Hi,
On page 120, chapter 4, proposition 4.2.7 in Hubbard's Teichmuller Theory book, volume 1, he proves :
Let $U,V$ be open in $C, f:U \to V $ be a homeomorphism and the restriction of $f$ on $U \backslash l$ is $K$ quasiconformal, where $l$ is a line in $U$. Then $f$ is $K$-q.c. in $U$.
FYI: his definition 4.1.1 ( page 112 ) of a $K$-q.c. map $f:U\to V$ is :
1) $f$ is a homeomorphism.
2) Distributional/weak derivatives $f_z,f_\bar{Z}$ f_z,f_\bar{z}$ of $f$ exist almost everywhere and these derivatives are in $L^2_{loc}(U)$.
3)$|\frac{f_\bar{z}}{f_z}|\leq k = \frac {K-1}{K+1} $ for some $K\geq1$.

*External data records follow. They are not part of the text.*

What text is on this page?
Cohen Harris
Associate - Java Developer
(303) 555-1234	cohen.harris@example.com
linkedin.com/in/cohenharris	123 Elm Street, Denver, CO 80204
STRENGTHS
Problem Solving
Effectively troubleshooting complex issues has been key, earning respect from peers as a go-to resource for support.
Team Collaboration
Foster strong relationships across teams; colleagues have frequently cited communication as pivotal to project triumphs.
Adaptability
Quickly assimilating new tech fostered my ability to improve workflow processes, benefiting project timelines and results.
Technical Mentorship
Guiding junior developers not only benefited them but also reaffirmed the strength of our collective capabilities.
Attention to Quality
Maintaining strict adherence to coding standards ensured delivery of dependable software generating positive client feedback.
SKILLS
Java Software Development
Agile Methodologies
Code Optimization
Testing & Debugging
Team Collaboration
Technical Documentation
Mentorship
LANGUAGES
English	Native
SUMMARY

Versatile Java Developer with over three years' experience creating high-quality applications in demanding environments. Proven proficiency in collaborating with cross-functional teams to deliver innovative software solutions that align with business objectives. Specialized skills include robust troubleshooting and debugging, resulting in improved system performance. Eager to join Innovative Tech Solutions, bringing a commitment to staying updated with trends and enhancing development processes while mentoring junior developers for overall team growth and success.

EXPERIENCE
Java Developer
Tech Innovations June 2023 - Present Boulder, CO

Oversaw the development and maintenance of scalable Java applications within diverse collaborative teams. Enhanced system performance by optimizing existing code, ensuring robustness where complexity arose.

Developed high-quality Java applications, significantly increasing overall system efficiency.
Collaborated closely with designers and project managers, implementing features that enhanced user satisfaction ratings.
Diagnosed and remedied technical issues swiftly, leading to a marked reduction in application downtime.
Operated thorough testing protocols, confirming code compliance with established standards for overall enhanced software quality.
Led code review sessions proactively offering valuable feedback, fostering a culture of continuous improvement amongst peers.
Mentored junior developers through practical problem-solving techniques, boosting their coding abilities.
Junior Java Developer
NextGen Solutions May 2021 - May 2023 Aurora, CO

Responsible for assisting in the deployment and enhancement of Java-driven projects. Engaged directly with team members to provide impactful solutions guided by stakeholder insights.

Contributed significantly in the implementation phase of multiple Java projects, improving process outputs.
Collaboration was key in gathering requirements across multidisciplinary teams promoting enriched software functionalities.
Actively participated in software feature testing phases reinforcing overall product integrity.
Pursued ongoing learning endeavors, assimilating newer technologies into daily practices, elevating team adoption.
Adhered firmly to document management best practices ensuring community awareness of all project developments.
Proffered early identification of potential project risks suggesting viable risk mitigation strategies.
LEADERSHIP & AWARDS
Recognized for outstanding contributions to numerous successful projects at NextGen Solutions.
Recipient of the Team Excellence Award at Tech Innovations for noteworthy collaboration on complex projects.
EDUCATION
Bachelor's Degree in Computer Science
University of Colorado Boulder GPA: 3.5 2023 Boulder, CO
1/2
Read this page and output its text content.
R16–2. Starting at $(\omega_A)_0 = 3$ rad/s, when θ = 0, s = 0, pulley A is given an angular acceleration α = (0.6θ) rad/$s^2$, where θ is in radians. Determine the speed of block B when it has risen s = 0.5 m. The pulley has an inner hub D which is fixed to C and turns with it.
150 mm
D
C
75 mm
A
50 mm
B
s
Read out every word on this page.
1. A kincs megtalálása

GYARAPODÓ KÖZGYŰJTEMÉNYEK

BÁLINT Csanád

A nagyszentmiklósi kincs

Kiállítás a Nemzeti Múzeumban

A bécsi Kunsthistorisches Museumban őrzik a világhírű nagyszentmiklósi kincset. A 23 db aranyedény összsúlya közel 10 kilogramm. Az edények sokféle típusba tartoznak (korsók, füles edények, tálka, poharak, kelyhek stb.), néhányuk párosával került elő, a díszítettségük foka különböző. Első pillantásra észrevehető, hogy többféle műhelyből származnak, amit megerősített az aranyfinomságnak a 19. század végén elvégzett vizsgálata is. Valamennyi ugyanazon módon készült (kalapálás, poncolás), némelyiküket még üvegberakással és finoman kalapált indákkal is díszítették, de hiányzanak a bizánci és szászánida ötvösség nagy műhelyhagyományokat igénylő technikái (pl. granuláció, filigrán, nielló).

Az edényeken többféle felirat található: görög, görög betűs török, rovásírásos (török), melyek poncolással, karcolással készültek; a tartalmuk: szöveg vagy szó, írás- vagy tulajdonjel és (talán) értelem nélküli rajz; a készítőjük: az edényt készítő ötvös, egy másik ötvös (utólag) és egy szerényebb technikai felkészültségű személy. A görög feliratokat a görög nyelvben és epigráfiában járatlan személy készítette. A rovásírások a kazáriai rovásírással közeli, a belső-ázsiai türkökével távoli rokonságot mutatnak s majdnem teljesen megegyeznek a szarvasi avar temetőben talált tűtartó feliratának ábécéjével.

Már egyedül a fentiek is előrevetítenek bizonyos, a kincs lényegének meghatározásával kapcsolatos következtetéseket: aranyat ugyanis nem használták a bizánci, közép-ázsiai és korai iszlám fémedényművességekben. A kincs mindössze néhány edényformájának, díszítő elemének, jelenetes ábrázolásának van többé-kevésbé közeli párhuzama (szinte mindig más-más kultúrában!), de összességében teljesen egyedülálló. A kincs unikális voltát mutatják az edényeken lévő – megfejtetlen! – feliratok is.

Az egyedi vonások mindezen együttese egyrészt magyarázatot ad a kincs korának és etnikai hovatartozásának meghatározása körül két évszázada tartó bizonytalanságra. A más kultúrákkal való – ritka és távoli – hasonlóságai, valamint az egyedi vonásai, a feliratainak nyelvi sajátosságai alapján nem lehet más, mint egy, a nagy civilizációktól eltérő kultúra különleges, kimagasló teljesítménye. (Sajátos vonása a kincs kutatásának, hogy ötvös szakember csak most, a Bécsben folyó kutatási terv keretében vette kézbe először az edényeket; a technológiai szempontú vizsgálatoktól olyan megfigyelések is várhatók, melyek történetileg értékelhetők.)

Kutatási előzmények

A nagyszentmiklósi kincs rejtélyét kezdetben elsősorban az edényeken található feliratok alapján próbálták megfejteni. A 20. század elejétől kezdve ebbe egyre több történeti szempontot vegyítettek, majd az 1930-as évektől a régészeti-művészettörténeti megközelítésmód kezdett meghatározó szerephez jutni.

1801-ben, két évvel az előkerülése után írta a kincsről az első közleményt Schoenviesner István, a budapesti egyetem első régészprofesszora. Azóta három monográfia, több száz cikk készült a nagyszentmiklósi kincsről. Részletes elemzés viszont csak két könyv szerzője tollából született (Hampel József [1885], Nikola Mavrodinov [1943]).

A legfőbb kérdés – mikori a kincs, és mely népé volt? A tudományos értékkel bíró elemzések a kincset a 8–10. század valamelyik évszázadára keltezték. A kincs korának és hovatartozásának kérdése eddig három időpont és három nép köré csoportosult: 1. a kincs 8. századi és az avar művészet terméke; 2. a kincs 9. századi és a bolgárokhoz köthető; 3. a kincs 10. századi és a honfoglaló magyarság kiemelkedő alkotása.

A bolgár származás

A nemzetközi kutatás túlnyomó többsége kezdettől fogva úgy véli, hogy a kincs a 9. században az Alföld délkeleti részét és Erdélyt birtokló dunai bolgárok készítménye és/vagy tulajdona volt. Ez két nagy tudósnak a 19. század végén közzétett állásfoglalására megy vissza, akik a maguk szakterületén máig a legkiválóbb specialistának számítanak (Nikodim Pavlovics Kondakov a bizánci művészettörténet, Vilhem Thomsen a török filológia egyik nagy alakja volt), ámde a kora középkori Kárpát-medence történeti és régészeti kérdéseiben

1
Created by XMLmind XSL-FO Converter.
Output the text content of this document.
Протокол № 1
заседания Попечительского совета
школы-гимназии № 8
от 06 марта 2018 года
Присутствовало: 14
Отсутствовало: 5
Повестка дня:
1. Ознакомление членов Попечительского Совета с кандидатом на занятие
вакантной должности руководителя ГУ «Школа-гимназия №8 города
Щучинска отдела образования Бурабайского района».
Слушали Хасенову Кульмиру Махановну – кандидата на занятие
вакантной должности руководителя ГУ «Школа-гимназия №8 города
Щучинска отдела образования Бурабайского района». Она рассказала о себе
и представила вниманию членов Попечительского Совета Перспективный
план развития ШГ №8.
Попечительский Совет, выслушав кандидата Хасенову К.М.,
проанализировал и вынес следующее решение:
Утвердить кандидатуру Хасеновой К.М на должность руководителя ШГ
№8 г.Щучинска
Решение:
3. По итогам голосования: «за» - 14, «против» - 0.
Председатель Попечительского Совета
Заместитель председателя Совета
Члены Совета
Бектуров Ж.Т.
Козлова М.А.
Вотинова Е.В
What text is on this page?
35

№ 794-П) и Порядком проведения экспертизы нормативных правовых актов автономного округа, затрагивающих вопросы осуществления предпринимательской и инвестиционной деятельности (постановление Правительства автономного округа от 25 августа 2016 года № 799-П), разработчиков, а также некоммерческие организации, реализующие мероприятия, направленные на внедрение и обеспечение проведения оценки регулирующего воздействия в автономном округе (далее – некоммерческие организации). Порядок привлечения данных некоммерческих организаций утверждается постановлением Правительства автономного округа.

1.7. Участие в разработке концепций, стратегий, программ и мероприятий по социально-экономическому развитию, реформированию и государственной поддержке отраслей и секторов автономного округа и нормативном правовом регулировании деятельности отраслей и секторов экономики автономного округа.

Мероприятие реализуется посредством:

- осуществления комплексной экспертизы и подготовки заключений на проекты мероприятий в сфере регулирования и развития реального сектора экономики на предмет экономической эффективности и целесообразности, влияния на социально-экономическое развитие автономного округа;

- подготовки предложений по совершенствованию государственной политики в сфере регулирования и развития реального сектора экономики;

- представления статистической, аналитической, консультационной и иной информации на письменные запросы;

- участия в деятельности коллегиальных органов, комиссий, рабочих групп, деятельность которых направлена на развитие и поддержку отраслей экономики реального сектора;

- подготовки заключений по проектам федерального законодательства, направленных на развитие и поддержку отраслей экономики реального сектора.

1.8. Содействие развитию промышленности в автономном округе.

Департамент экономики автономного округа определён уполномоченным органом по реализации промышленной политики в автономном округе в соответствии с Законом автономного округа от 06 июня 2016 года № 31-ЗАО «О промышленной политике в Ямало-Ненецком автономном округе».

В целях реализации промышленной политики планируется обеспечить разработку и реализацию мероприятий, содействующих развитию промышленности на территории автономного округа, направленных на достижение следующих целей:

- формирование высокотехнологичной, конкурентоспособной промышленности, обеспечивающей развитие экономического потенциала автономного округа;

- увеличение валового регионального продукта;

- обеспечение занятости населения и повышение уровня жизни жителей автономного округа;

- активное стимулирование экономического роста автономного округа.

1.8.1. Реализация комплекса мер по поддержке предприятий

Now for the proof of Proposition 4.2.7, isn't it $ENOUGH$ to prove/check that the derivatives $f_z, f_\bar{z}$ are in $L^2(K) \forall K$ compact subset of $U$,i.e. condition (2), which does not readily follow from that they are in $L^2_{loc}(K') \forall K' $ compact subsets of oi $U \backslash l$. This he proves by using condition (3) stated above .
But what else is there to prove, since we only care about existence of partial derivatives on a full measure set, we do NOT need to prove anything else apart from condition (2), right ? So, what does he do after proving condition (2), in page 120-121 ?
Thanks and Happy Memorial Day!